Malheureusement, la récente publication sur le site du SIBA (rubrique Bibliothèque environnementale) du rapport final du BRGM sur ce projet (ref BRGM/RP-72294-FR) ne nous semble pas répondre à cet objectif et nous laisse particulièrement perplexes pour les raisons suivantes :

  • Tout d’abord le champ de l’étude, tout intéressant qu’il soit sur le plan académique, englobe un vaste périmètre, tant horizontal (vastes zones amont non urbanisées) que vertical (aquifères de nappes inférieures), qui réduit le domaine le plus sensible (les débordements de la nappe superficielle dans les zones urbanisées) à une portion congrue, et le problème le plus impactant n’est de fait pas correctement traité.
  • Les campagnes de mesure n’ont pas été, de l’aveu même du BRGM, menées dans les règles de l’art et les données acquises n’ont pas pu, de ce fait, être correctement interprétées.
  • Le maillage a été bien affiné dans la zone sud, mais seulement très ponctuellement sur la côte nord-est qui est pourtant elle aussi très impactée par les problèmes d’inondation.
  • Le modèle utilisé est à seule visée hydrogéologique et « de ce fait, il ne peut se substituer totalement à un modèle hydraulique de surface pour représenter la complexité des écoulements à surface libre » ; or ce sont bien des écoulements à surface libre qui doivent être gérés en cas d’inondation, lorsque par exemple les eaux d’un bassin versant sont dirigées vers un autre pour le soulager.
  • Ce modèle n’autorise qu’un seul sens d’écoulement ce qui est trop restrictif pour bien refléter la situation réelle, notamment pour tenir compte des phénomènes de forte marée haute sur la frange littorale.
  • Dans les cas où les sens d’écoulement diffèrent selon la période basses eaux ou hautes eaux, le modèle a retenu le cas basses eaux, alors que c’est le cas hautes eaux qui est le plus critique.
  • Le réseau de drainage, aussi bien naturel qu’anthropique, n’a pas été totalement pris en compte, ce qui peut fausser l’estimation des débits par le modèle et nécessiter des corrections pour un calage plus pertinent du modèle.
  • Le pas de temps mensuel retenu ne peut pas restituer des variations plus rapides, pourtant susceptibles de causer de graves problèmes.
  • Comme c’est malheureusement trop souvent le cas dans la plupart des études, cette étude ne répond pas à l’objectif initial mais conclut sur la nécessité de réaliser de nouvelles études pour mieux caler le modèle et ainsi mieux cerner les zones de débordement en hautes eaux.

Au-delà d’un constat qui s’avère donc très décevant par rapport à l’objectif visé, le point qui nous a le plus surpris dans ce rapport est la référence retenue pour la période de « hautes eaux », à savoir février 2022. En effet cette période correspond à une situation pas du tout représentative à la situation hautes eaux d’une année moyenne, et encore moins d’une année humide.

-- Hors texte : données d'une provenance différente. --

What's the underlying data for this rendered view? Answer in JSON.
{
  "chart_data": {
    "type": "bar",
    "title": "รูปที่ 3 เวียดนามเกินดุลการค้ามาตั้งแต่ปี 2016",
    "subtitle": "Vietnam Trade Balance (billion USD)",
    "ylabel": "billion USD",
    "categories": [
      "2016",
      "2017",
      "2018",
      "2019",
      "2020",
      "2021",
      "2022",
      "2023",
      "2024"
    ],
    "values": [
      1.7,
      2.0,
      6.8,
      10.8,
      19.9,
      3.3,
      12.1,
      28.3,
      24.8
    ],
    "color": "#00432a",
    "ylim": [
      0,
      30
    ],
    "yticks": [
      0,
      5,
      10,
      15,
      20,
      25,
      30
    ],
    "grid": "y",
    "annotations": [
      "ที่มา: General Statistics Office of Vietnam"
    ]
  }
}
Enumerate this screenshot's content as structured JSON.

Le graphique présenté dans l’illustration 4, qui nous semble assez représentatif de la situation de la nappe superficielle sur l’ensemble du territoire urbanisé, montre bien que la situation de février 2022 (seconde colonne rouge) s’apparente plus à une situation « basses eaux » et qu’il aurait été plus pertinent de prendre par exemple février 2021 (période où des dysfonctionnements avaient d’ailleurs été constatés).

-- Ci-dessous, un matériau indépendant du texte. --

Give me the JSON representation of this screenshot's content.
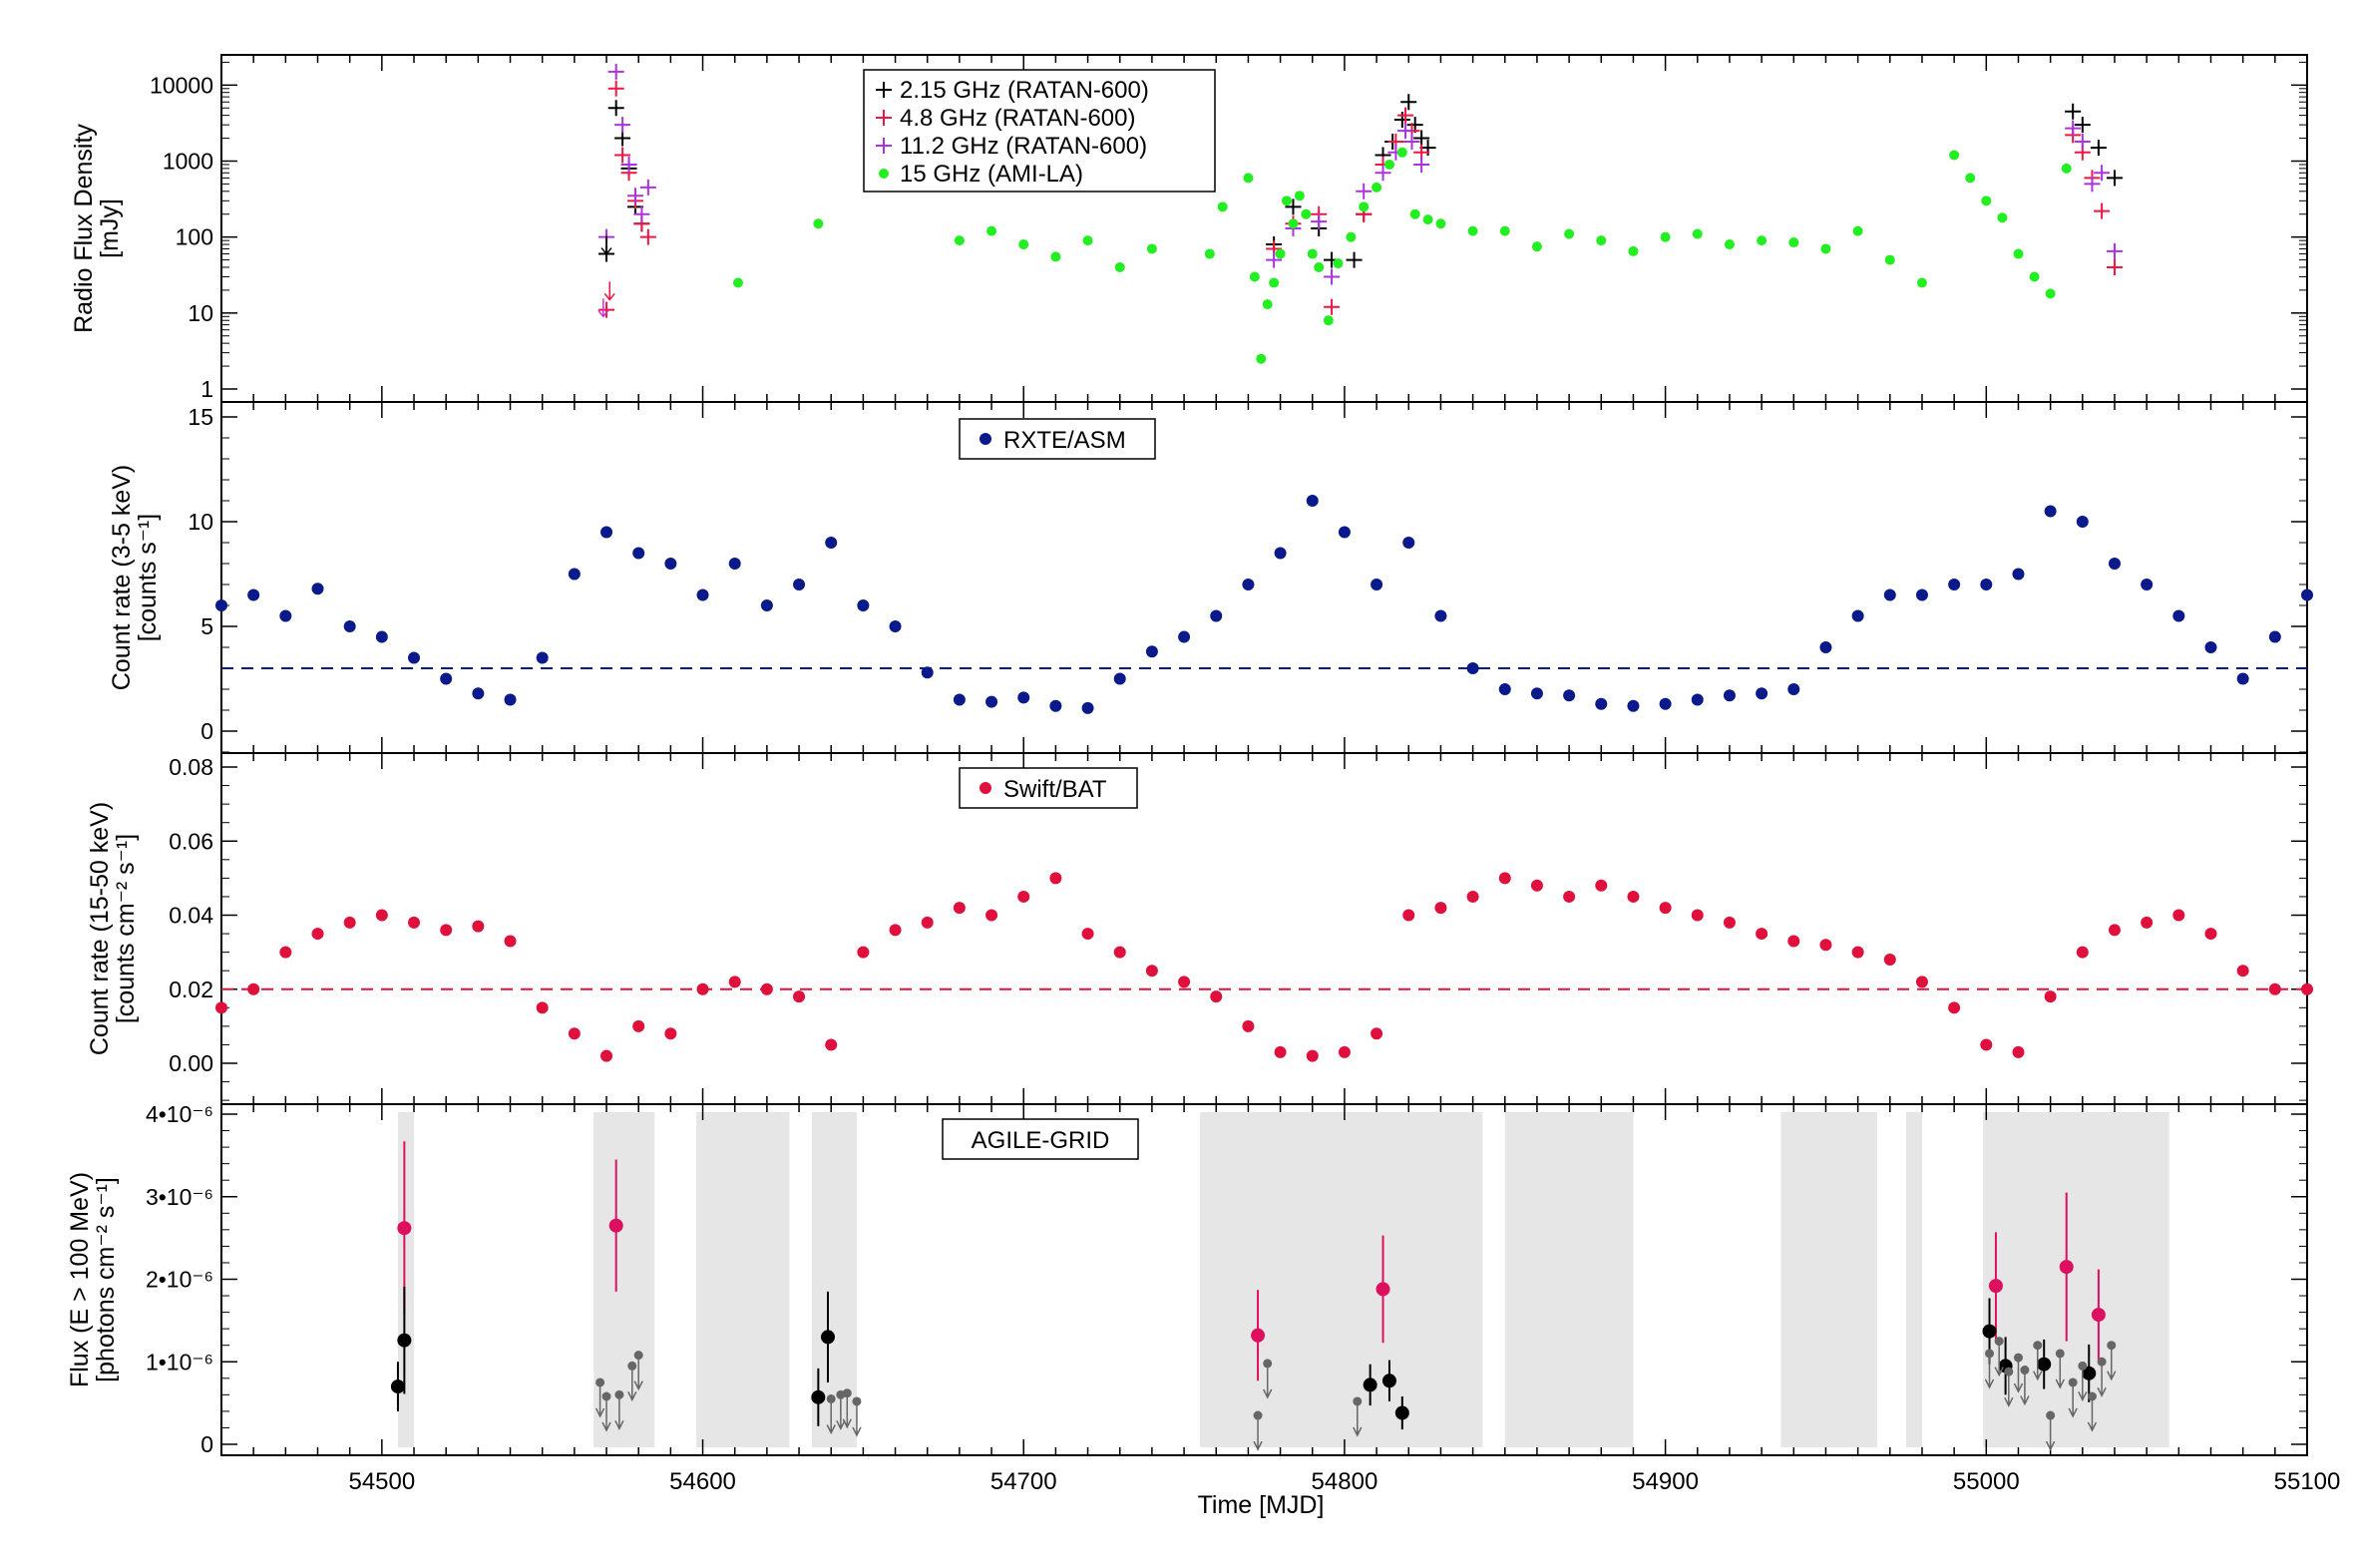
{
  "colors": {
    "radio_215": "#000000",
    "radio_48": "#ee1744",
    "radio_112": "#aa33dd",
    "ami": "#22ee22",
    "asm": "#0a1a8a",
    "bat": "#e0103c",
    "agile_detect": "#dd1060",
    "agile_black": "#000000",
    "agile_ul": "#666666",
    "shade": "#e6e6e6"
  },
  "xaxis": {
    "label": "Time  [MJD]",
    "ticks": [
      "54500",
      "54600",
      "54700",
      "54800",
      "54900",
      "55000",
      "55100"
    ],
    "range": [
      54450,
      55100
    ]
  },
  "chart_data": [
    {
      "id": "radio",
      "type": "scatter",
      "ylabel": "Radio Flux Density",
      "yunit": "[mJy]",
      "yscale": "log",
      "ylim": [
        1,
        25000
      ],
      "ytick_labels": [
        "1",
        "10",
        "100",
        "1000",
        "10000"
      ],
      "legend": [
        "2.15 GHz (RATAN-600)",
        "4.8 GHz (RATAN-600)",
        "11.2 GHz (RATAN-600)",
        "15 GHz (AMI-LA)"
      ],
      "series": [
        {
          "name": "2.15 GHz (RATAN-600)",
          "x": [
            54570,
            54573,
            54575,
            54577,
            54579,
            54581,
            54778,
            54784,
            54792,
            54796,
            54803,
            54806,
            54812,
            54815,
            54818,
            54820,
            54822,
            54824,
            54826,
            55027,
            55030,
            55035,
            55040
          ],
          "y": [
            60,
            5000,
            2000,
            800,
            250,
            150,
            80,
            250,
            130,
            50,
            50,
            200,
            1200,
            1800,
            3500,
            6000,
            3000,
            2000,
            1500,
            4500,
            3000,
            1500,
            600
          ]
        },
        {
          "name": "4.8 GHz (RATAN-600)",
          "x": [
            54570,
            54573,
            54575,
            54577,
            54579,
            54581,
            54583,
            54778,
            54784,
            54792,
            54796,
            54806,
            54812,
            54816,
            54819,
            54821,
            54824,
            55027,
            55030,
            55033,
            55036,
            55040
          ],
          "y": [
            11,
            9000,
            1200,
            700,
            300,
            150,
            100,
            70,
            150,
            200,
            12,
            200,
            900,
            1800,
            4000,
            2500,
            1300,
            2200,
            1300,
            600,
            220,
            40
          ]
        },
        {
          "name": "11.2 GHz (RATAN-600)",
          "x": [
            54570,
            54573,
            54575,
            54577,
            54579,
            54581,
            54583,
            54778,
            54784,
            54792,
            54796,
            54806,
            54812,
            54816,
            54819,
            54821,
            54824,
            55027,
            55030,
            55033,
            55036,
            55040
          ],
          "y": [
            100,
            15000,
            3000,
            900,
            350,
            200,
            450,
            50,
            130,
            160,
            30,
            400,
            700,
            1300,
            2500,
            1800,
            900,
            2700,
            1800,
            500,
            700,
            65
          ]
        },
        {
          "name": "15 GHz (AMI-LA)",
          "x": [
            54611,
            54636,
            54680,
            54690,
            54700,
            54710,
            54720,
            54730,
            54740,
            54758,
            54762,
            54770,
            54772,
            54774,
            54776,
            54778,
            54780,
            54782,
            54784,
            54786,
            54788,
            54790,
            54792,
            54795,
            54798,
            54802,
            54806,
            54810,
            54814,
            54818,
            54822,
            54826,
            54830,
            54840,
            54850,
            54860,
            54870,
            54880,
            54890,
            54900,
            54910,
            54920,
            54930,
            54940,
            54950,
            54960,
            54970,
            54980,
            54990,
            54995,
            55000,
            55005,
            55010,
            55015,
            55020,
            55025
          ],
          "y": [
            25,
            150,
            90,
            120,
            80,
            55,
            90,
            40,
            70,
            60,
            250,
            600,
            30,
            2.5,
            13,
            25,
            60,
            300,
            150,
            350,
            200,
            60,
            40,
            8,
            45,
            100,
            250,
            450,
            900,
            1300,
            200,
            170,
            150,
            120,
            120,
            75,
            110,
            90,
            65,
            100,
            110,
            80,
            90,
            85,
            70,
            120,
            50,
            25,
            1200,
            600,
            300,
            180,
            60,
            30,
            18,
            800
          ]
        }
      ]
    },
    {
      "id": "asm",
      "type": "scatter",
      "ylabel": "Count rate (3-5 keV)",
      "yunit": "[counts s⁻¹]",
      "ylim": [
        -1,
        15
      ],
      "ytick_labels": [
        "0",
        "5",
        "10",
        "15"
      ],
      "legend": [
        "RXTE/ASM"
      ],
      "threshold": 3,
      "series": [
        {
          "name": "RXTE/ASM",
          "x": [
            54450,
            54460,
            54470,
            54480,
            54490,
            54500,
            54510,
            54520,
            54530,
            54540,
            54550,
            54560,
            54570,
            54580,
            54590,
            54600,
            54610,
            54620,
            54630,
            54640,
            54650,
            54660,
            54670,
            54680,
            54690,
            54700,
            54710,
            54720,
            54730,
            54740,
            54750,
            54760,
            54770,
            54780,
            54790,
            54800,
            54810,
            54820,
            54830,
            54840,
            54850,
            54860,
            54870,
            54880,
            54890,
            54900,
            54910,
            54920,
            54930,
            54940,
            54950,
            54960,
            54970,
            54980,
            54990,
            55000,
            55010,
            55020,
            55030,
            55040,
            55050,
            55060,
            55070,
            55080,
            55090,
            55100
          ],
          "y": [
            6.0,
            6.5,
            5.5,
            6.8,
            5.0,
            4.5,
            3.5,
            2.5,
            1.8,
            1.5,
            3.5,
            7.5,
            9.5,
            8.5,
            8.0,
            6.5,
            8.0,
            6.0,
            7.0,
            9.0,
            6.0,
            5.0,
            2.8,
            1.5,
            1.4,
            1.6,
            1.2,
            1.1,
            2.5,
            3.8,
            4.5,
            5.5,
            7.0,
            8.5,
            11.0,
            9.5,
            7.0,
            9.0,
            5.5,
            3.0,
            2.0,
            1.8,
            1.7,
            1.3,
            1.2,
            1.3,
            1.5,
            1.7,
            1.8,
            2.0,
            4.0,
            5.5,
            6.5,
            6.5,
            7.0,
            7.0,
            7.5,
            10.5,
            10.0,
            8.0,
            7.0,
            5.5,
            4.0,
            2.5,
            4.5,
            6.5
          ]
        }
      ]
    },
    {
      "id": "bat",
      "type": "scatter",
      "ylabel": "Count rate (15-50 keV)",
      "yunit": "[counts cm⁻² s⁻¹]",
      "ylim": [
        -0.01,
        0.082
      ],
      "ytick_labels": [
        "0.00",
        "0.02",
        "0.04",
        "0.06",
        "0.08"
      ],
      "legend": [
        "Swift/BAT"
      ],
      "threshold": 0.02,
      "series": [
        {
          "name": "Swift/BAT",
          "x": [
            54450,
            54460,
            54470,
            54480,
            54490,
            54500,
            54510,
            54520,
            54530,
            54540,
            54550,
            54560,
            54570,
            54580,
            54590,
            54600,
            54610,
            54620,
            54630,
            54640,
            54650,
            54660,
            54670,
            54680,
            54690,
            54700,
            54710,
            54720,
            54730,
            54740,
            54750,
            54760,
            54770,
            54780,
            54790,
            54800,
            54810,
            54820,
            54830,
            54840,
            54850,
            54860,
            54870,
            54880,
            54890,
            54900,
            54910,
            54920,
            54930,
            54940,
            54950,
            54960,
            54970,
            54980,
            54990,
            55000,
            55010,
            55020,
            55030,
            55040,
            55050,
            55060,
            55070,
            55080,
            55090,
            55100
          ],
          "y": [
            0.015,
            0.02,
            0.03,
            0.035,
            0.038,
            0.04,
            0.038,
            0.036,
            0.037,
            0.033,
            0.015,
            0.008,
            0.002,
            0.01,
            0.008,
            0.02,
            0.022,
            0.02,
            0.018,
            0.005,
            0.03,
            0.036,
            0.038,
            0.042,
            0.04,
            0.045,
            0.05,
            0.035,
            0.03,
            0.025,
            0.022,
            0.018,
            0.01,
            0.003,
            0.002,
            0.003,
            0.008,
            0.04,
            0.042,
            0.045,
            0.05,
            0.048,
            0.045,
            0.048,
            0.045,
            0.042,
            0.04,
            0.038,
            0.035,
            0.033,
            0.032,
            0.03,
            0.028,
            0.022,
            0.015,
            0.005,
            0.003,
            0.018,
            0.03,
            0.036,
            0.038,
            0.04,
            0.035,
            0.025,
            0.02,
            0.02
          ]
        }
      ]
    },
    {
      "id": "agile",
      "type": "scatter",
      "ylabel": "Flux (E > 100 MeV)",
      "yunit": "[photons cm⁻² s⁻¹]",
      "ylim": [
        -1e-07,
        4e-06
      ],
      "ytick_labels": [
        "0",
        "1•10⁻⁶",
        "2•10⁻⁶",
        "3•10⁻⁶",
        "4•10⁻⁶"
      ],
      "legend": [
        "AGILE-GRID"
      ],
      "shaded_intervals": [
        [
          54505,
          54510
        ],
        [
          54566,
          54585
        ],
        [
          54598,
          54627
        ],
        [
          54634,
          54648
        ],
        [
          54755,
          54843
        ],
        [
          54850,
          54890
        ],
        [
          54936,
          54966
        ],
        [
          54975,
          54980
        ],
        [
          54999,
          55057
        ]
      ],
      "series": [
        {
          "name": "detection_high",
          "x": [
            54507,
            54573,
            54773,
            54812,
            55003,
            55025,
            55035
          ],
          "y": [
            2.62e-06,
            2.65e-06,
            1.32e-06,
            1.88e-06,
            1.92e-06,
            2.15e-06,
            1.57e-06
          ],
          "err": [
            1.05e-06,
            8e-07,
            5.5e-07,
            6.5e-07,
            6.5e-07,
            9e-07,
            5.5e-07
          ]
        },
        {
          "name": "detection_low",
          "x": [
            54505,
            54507,
            54636,
            54639,
            54808,
            54814,
            54818,
            55001,
            55006,
            55018,
            55032
          ],
          "y": [
            7e-07,
            1.26e-06,
            5.7e-07,
            1.3e-06,
            7.2e-07,
            7.7e-07,
            3.8e-07,
            1.37e-06,
            9.5e-07,
            9.7e-07,
            8.6e-07
          ],
          "err": [
            3e-07,
            6.5e-07,
            3.5e-07,
            5.5e-07,
            2.5e-07,
            2.5e-07,
            2e-07,
            4e-07,
            3.5e-07,
            3e-07,
            3.5e-07
          ]
        },
        {
          "name": "upper_limits",
          "x": [
            54568,
            54570,
            54574,
            54578,
            54580,
            54640,
            54643,
            54645,
            54648,
            54773,
            54776,
            54804,
            55001,
            55004,
            55007,
            55010,
            55012,
            55016,
            55020,
            55023,
            55027,
            55030,
            55033,
            55036,
            55039
          ],
          "y": [
            7.5e-07,
            5.8e-07,
            6e-07,
            9.5e-07,
            1.08e-06,
            5.5e-07,
            6e-07,
            6.2e-07,
            5.2e-07,
            3.5e-07,
            9.8e-07,
            5.2e-07,
            1.1e-06,
            1.25e-06,
            8.8e-07,
            1.05e-06,
            9e-07,
            1.2e-06,
            3.5e-07,
            1.1e-06,
            7.5e-07,
            9.5e-07,
            5.8e-07,
            1e-06,
            1.2e-06
          ]
        }
      ]
    }
  ]
}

C’est pourquoi nous craignons fort que le choix d’un point de référence « hautes eaux » aussi éloigné de la réalité ne puisse conduire qu’à des résultats erronés, qui généreront des choix malheureux, et ne contribue finalement qu’à aggraver les problèmes existants au lieu d’aider à les résoudre.

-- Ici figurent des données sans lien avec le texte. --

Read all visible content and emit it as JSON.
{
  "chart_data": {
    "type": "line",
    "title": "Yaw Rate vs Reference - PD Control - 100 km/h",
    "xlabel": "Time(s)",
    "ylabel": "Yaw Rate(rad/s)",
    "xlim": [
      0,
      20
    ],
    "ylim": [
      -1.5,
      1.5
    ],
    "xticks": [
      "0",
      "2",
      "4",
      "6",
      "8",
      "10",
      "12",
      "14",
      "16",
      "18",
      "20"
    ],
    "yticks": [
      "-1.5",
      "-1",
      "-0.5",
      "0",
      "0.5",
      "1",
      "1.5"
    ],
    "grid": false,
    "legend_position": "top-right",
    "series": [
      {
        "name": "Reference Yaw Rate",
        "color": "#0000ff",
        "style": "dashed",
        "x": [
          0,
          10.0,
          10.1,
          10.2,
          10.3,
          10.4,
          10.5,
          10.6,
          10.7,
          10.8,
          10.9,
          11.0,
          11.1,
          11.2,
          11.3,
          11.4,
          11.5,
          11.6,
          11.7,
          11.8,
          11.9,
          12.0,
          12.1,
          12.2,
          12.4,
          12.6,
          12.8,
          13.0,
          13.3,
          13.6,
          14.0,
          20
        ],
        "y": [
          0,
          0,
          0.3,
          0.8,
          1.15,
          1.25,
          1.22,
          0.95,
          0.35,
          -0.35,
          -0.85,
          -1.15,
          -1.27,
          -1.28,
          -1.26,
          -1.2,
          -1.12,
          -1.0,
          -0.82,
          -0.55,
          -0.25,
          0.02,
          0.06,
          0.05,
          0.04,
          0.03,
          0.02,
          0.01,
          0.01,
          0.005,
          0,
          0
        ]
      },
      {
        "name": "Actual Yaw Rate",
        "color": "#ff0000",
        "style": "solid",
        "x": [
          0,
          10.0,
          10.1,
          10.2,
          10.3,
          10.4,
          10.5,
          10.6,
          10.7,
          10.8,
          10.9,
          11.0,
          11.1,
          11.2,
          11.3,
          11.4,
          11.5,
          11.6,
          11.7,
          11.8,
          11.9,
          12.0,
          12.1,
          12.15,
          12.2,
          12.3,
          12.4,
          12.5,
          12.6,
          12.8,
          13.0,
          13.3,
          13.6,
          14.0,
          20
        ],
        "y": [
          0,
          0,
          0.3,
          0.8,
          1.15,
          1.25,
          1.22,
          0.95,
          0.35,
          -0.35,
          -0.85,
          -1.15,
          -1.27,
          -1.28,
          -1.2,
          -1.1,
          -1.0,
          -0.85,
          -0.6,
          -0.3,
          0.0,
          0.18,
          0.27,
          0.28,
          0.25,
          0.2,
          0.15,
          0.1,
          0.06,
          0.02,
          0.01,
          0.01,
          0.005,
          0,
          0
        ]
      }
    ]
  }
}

Par ailleurs, il apparaît clairement que ce rapport, tel qu’il est publié, ne fournit aucun résultat sur la définition des zones du territoires sujettes aux remontées de nappe et inondations.

Aussi l’ADEBA a-t-elle écrit au Président du SIBA et au Directeur du BRGM en leur demandant de bien vouloir nous indiquer :

  • comment ce rapport peut être utilisé pour établir une cartographie des zones du territoire sujettes aux remontées de nappe et inondations,
  • si c’est ce rapport qui a pu permettre le calcul du chiffre récemment publié par le SIBA des 6% des surfaces habitées concernées par des débordements de nappe, et quelle est la cartographie de ces zones,
  • comment vous comptez tenir compte des remarques précitées,
  • quand et comment sera publié un résultat exploitable permettant aux acteurs du territoire de mieux connaître la nappe sub-affleurante.